In this study, 1.3% H2 gas inhalation was performed on days 0 and 1, starting before SAH onset and continuing for 2 h on day 0, and starting before addition of UCCAO and continuing for 30 min on day 1. In the previous study7, H2 gas inhalation was performed for 2 h beginning at 1 h after SAH. The best time point for H2 treatment might be 30 min before the experiment because the concentration of H2 in the rat brain peaks at 30 min after the start of H2 gas inhalation26. Pre-treatment with H2 is also effective in rat models of cerebral ischemia reperfusion injury and rhabdomyolysis-induced acute kidney injury27,28. Interestingly, the infarct volume was significantly decreased in the rat ischemia model only after H2 gas inhalation during reperfusion, not during ischemia6. The findings suggest that inhalation of H2 gas starting before endovascular coiling surgery for ruptured or unruptured cerebral aneurysm might reduce brain damage even if rerupture of the cerebral aneurysm or SAH occurs during surgery. In addition, since rerupture of cerebral aneurysm is a risk in patients with SAH, immediate inhalation of H2 gas after diagnosis of SAH might reduce the brain damage caused by rerupture. Further investigations are needed to optimize the timing and duration of H2 gas inhalation.

The present study found no significant improvement in CV after 1.3% H2 gas inhalation, possibly because H2 gas administration had been stopped before CV occurred. However, hemoglobin leakage from the blood vessels is known to occur after SAH induces production of ROS29. CV is improved by reduction of p-JNK or administration of hydrogen-rich saline8,30, and CV may be reduced if H2 gas is inhaled for a long time after SAH. Further study will be needed to elucidate the effect of H2 gas on CV.

H2 gas inhalation induces almost no side effects. In the future, in addition to inhalation of H2 gas before coiling surgery, inhalation of H2 gas in patients with suspected SAH in the ambulance before arrival at the hospital might reduce the brain damage caused by SAH. Further investigations are needed to assess the potential effects of H2 after SAH occurrence within the limitations of actual clinical practice.

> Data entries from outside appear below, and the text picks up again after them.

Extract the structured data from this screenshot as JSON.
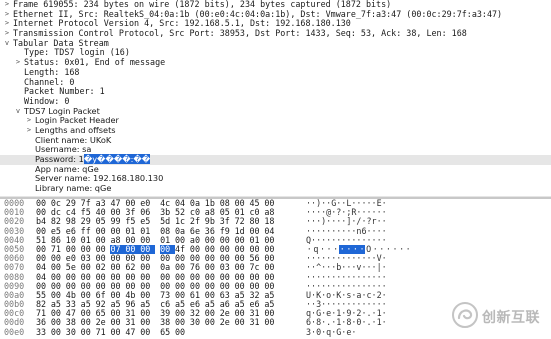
{
  "tree": [
    {
      "indent": 0,
      "toggle": ">",
      "text": "Frame 619055: 234 bytes on wire (1872 bits), 234 bytes captured (1872 bits)",
      "font": "mono"
    },
    {
      "indent": 0,
      "toggle": ">",
      "text": "Ethernet II, Src: RealtekS_04:0a:1b (00:e0:4c:04:0a:1b), Dst: Vmware_7f:a3:47 (00:0c:29:7f:a3:47)",
      "font": "mono"
    },
    {
      "indent": 0,
      "toggle": ">",
      "text": "Internet Protocol Version 4, Src: 192.168.5.1, Dst: 192.168.180.130",
      "font": "mono"
    },
    {
      "indent": 0,
      "toggle": ">",
      "text": "Transmission Control Protocol, Src Port: 38953, Dst Port: 1433, Seq: 53, Ack: 38, Len: 168",
      "font": "mono"
    },
    {
      "indent": 0,
      "toggle": "v",
      "text": "Tabular Data Stream",
      "font": "mono"
    },
    {
      "indent": 1,
      "toggle": "",
      "text": "Type: TDS7 login (16)",
      "font": "mono"
    },
    {
      "indent": 1,
      "toggle": ">",
      "text": "Status: 0x01, End of message",
      "font": "mono"
    },
    {
      "indent": 1,
      "toggle": "",
      "text": "Length: 168",
      "font": "mono"
    },
    {
      "indent": 1,
      "toggle": "",
      "text": "Channel: 0",
      "font": "mono"
    },
    {
      "indent": 1,
      "toggle": "",
      "text": "Packet Number: 1",
      "font": "mono"
    },
    {
      "indent": 1,
      "toggle": "",
      "text": "Window: 0",
      "font": "mono"
    },
    {
      "indent": 1,
      "toggle": "v",
      "text": "TDS7 Login Packet",
      "font": "sans"
    },
    {
      "indent": 2,
      "toggle": ">",
      "text": "Login Packet Header",
      "font": "sans"
    },
    {
      "indent": 2,
      "toggle": ">",
      "text": "Lengths and offsets",
      "font": "sans"
    },
    {
      "indent": 2,
      "toggle": "",
      "text": "Client name: UKoK",
      "font": "sans"
    },
    {
      "indent": 2,
      "toggle": "",
      "text": "Username: sa",
      "font": "sans"
    },
    {
      "indent": 2,
      "toggle": "",
      "text": "Password: 1",
      "font": "sans",
      "selected": true,
      "highlight": "�y����:��"
    },
    {
      "indent": 2,
      "toggle": "",
      "text": "App name: qGe",
      "font": "sans"
    },
    {
      "indent": 2,
      "toggle": "",
      "text": "Server name: 192.168.180.130",
      "font": "sans"
    },
    {
      "indent": 2,
      "toggle": "",
      "text": "Library name: qGe",
      "font": "sans"
    }
  ],
  "hex": [
    {
      "offset": "0000",
      "bytes": [
        "00",
        "0c",
        "29",
        "7f",
        "a3",
        "47",
        "00",
        "e0",
        "4c",
        "04",
        "0a",
        "1b",
        "08",
        "00",
        "45",
        "00"
      ],
      "ascii": "··)··G··L·····E·"
    },
    {
      "offset": "0010",
      "bytes": [
        "00",
        "dc",
        "c4",
        "f5",
        "40",
        "00",
        "3f",
        "06",
        "3b",
        "52",
        "c0",
        "a8",
        "05",
        "01",
        "c0",
        "a8"
      ],
      "ascii": "····@·?·;R······"
    },
    {
      "offset": "0020",
      "bytes": [
        "b4",
        "82",
        "98",
        "29",
        "05",
        "99",
        "f5",
        "e5",
        "5d",
        "1c",
        "2f",
        "9b",
        "3f",
        "72",
        "80",
        "18"
      ],
      "ascii": "···)····]·/·?r··"
    },
    {
      "offset": "0030",
      "bytes": [
        "00",
        "e5",
        "e6",
        "ff",
        "00",
        "00",
        "01",
        "01",
        "08",
        "0a",
        "6e",
        "36",
        "f9",
        "1d",
        "00",
        "04"
      ],
      "ascii": "··········n6····"
    },
    {
      "offset": "0040",
      "bytes": [
        "51",
        "86",
        "10",
        "01",
        "00",
        "a8",
        "00",
        "00",
        "01",
        "00",
        "a0",
        "00",
        "00",
        "00",
        "01",
        "00"
      ],
      "ascii": "Q···············"
    },
    {
      "offset": "0050",
      "bytes": [
        "00",
        "71",
        "00",
        "00",
        "00",
        "07",
        "00",
        "00",
        "00",
        "4f",
        "00",
        "00",
        "00",
        "00",
        "00",
        "00"
      ],
      "ascii": "·q·······O······",
      "sel": [
        5,
        6,
        7,
        8
      ]
    },
    {
      "offset": "0060",
      "bytes": [
        "00",
        "00",
        "e0",
        "03",
        "00",
        "00",
        "00",
        "00",
        "00",
        "00",
        "00",
        "00",
        "00",
        "00",
        "56",
        "00"
      ],
      "ascii": "··············V·"
    },
    {
      "offset": "0070",
      "bytes": [
        "04",
        "00",
        "5e",
        "00",
        "02",
        "00",
        "62",
        "00",
        "0a",
        "00",
        "76",
        "00",
        "03",
        "00",
        "7c",
        "00"
      ],
      "ascii": "··^···b···v···|·"
    },
    {
      "offset": "0080",
      "bytes": [
        "04",
        "00",
        "00",
        "00",
        "00",
        "00",
        "00",
        "00",
        "00",
        "00",
        "00",
        "00",
        "00",
        "00",
        "00",
        "00"
      ],
      "ascii": "················"
    },
    {
      "offset": "0090",
      "bytes": [
        "00",
        "00",
        "00",
        "00",
        "00",
        "00",
        "00",
        "00",
        "00",
        "00",
        "00",
        "00",
        "00",
        "00",
        "00",
        "00"
      ],
      "ascii": "················"
    },
    {
      "offset": "00a0",
      "bytes": [
        "55",
        "00",
        "4b",
        "00",
        "6f",
        "00",
        "4b",
        "00",
        "73",
        "00",
        "61",
        "00",
        "63",
        "a5",
        "32",
        "a5"
      ],
      "ascii": "U·K·o·K·s·a·c·2·"
    },
    {
      "offset": "00b0",
      "bytes": [
        "82",
        "a5",
        "33",
        "a5",
        "92",
        "a5",
        "96",
        "a5",
        "c6",
        "a5",
        "e6",
        "a5",
        "a6",
        "a5",
        "e6",
        "a5"
      ],
      "ascii": "··3·············"
    },
    {
      "offset": "00c0",
      "bytes": [
        "71",
        "00",
        "47",
        "00",
        "65",
        "00",
        "31",
        "00",
        "39",
        "00",
        "32",
        "00",
        "2e",
        "00",
        "31",
        "00"
      ],
      "ascii": "q·G·e·1·9·2·.·1·"
    },
    {
      "offset": "00d0",
      "bytes": [
        "36",
        "00",
        "38",
        "00",
        "2e",
        "00",
        "31",
        "00",
        "38",
        "00",
        "30",
        "00",
        "2e",
        "00",
        "31",
        "00"
      ],
      "ascii": "6·8·.·1·8·0·.·1·"
    },
    {
      "offset": "00e0",
      "bytes": [
        "33",
        "00",
        "30",
        "00",
        "71",
        "00",
        "47",
        "00",
        "65",
        "00"
      ],
      "ascii": "3·0·q·G·e·"
    }
  ],
  "watermark": {
    "text": "创新互联",
    "logo": "swirl-logo"
  },
  "colors": {
    "selection": "#1f67d6",
    "selected_row": "#e6e6e6",
    "offset": "#7a7a7a"
  }
}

The present study has some limitations. First, traumatic complications were induced in the contralateral cortex by application of the ICP probe. This is a well-known disadvantage of ICP probe insertion between the dura mater and skull in the rat model, and the possibility of damage in other areas of the brain cannot be denied31. Long-term functional impairments after SAH were not evaluated for more thorough assessment of delayed ischemic neurological deficits.